Question

Average velocity of a particle in projectile between its starting point and the highest point of its trajectory is(projection speed=u,Angle of projection from horizontal=theta,)

Answer 1

Average magnitude of the velocity is required ?

Vx = u CosФ ,  Vy = u SinФ  - g t
V = √[(u CosФ)² + (u Sin Ф - g t)² ]
   = u CosФ √[ 1 + (tan Ф - g secФ/u * t)² ]

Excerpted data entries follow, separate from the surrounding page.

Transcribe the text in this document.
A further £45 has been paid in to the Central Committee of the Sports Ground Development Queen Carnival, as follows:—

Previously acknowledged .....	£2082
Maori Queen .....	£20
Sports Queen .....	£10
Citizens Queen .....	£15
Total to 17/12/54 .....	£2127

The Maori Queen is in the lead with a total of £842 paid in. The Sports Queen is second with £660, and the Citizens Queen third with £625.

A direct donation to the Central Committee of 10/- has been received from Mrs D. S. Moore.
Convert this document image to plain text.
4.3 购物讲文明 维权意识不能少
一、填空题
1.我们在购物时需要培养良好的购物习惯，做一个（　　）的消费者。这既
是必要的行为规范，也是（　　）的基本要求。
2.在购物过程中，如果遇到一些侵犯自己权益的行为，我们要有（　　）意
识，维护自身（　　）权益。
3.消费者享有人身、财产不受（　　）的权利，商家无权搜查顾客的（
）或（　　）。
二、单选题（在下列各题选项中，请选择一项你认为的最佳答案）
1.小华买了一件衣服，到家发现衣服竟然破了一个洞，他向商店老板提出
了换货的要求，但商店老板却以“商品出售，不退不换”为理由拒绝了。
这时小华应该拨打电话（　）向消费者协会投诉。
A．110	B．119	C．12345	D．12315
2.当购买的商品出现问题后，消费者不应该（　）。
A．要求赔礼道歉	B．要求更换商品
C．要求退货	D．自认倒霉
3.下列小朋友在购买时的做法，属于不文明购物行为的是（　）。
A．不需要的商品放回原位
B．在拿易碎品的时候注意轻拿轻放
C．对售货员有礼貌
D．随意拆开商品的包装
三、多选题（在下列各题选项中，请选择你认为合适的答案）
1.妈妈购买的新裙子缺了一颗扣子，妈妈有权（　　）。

Let z = TanФ - (g SecФ /u) t ;    dt = - (u CosФ/g) dz 

V = u CosФ √[ 1 + z² ]

To find average of V over time t = 0 sec, to T = u SinФ /g   ie., till the highest point.
When t =0,  z = TanФ.     When t = T,  z = 0

V_avg = 1/T * Integral from t=0 to  T,   { V } dt
           = 1/T * u² Cos² Ф /g * Integral from z = 0 to TanФ, { √(1+z²) } dz
           = (u Cos Ф Cot Ф) * Int from z = 0 to TanФ , { √(1+z²) } dz 

 Let z = Tan w.    dz = Sec² w dw,
    When  z = 0,  w = 0.  And,  when z = TanФ,  w = Ф.
V_avg = (u Cos Ф * Cot Ф) * Integral w = 0 to Ф,  { Sec³ w } dw
     = (u CosФ *CotФ) * 1/2 [ Sec w tan w + Ln (SecФ+tanФ) ]_0 to Ф
     = (u CosФ *CotФ)/2 * [ Sec Ф TanФ + Ln (secФ+ tanФ) ]

For example if  Ф = 45°,  
V_avg = u / (2√2) * [√2 + Ln (√2 +1) ]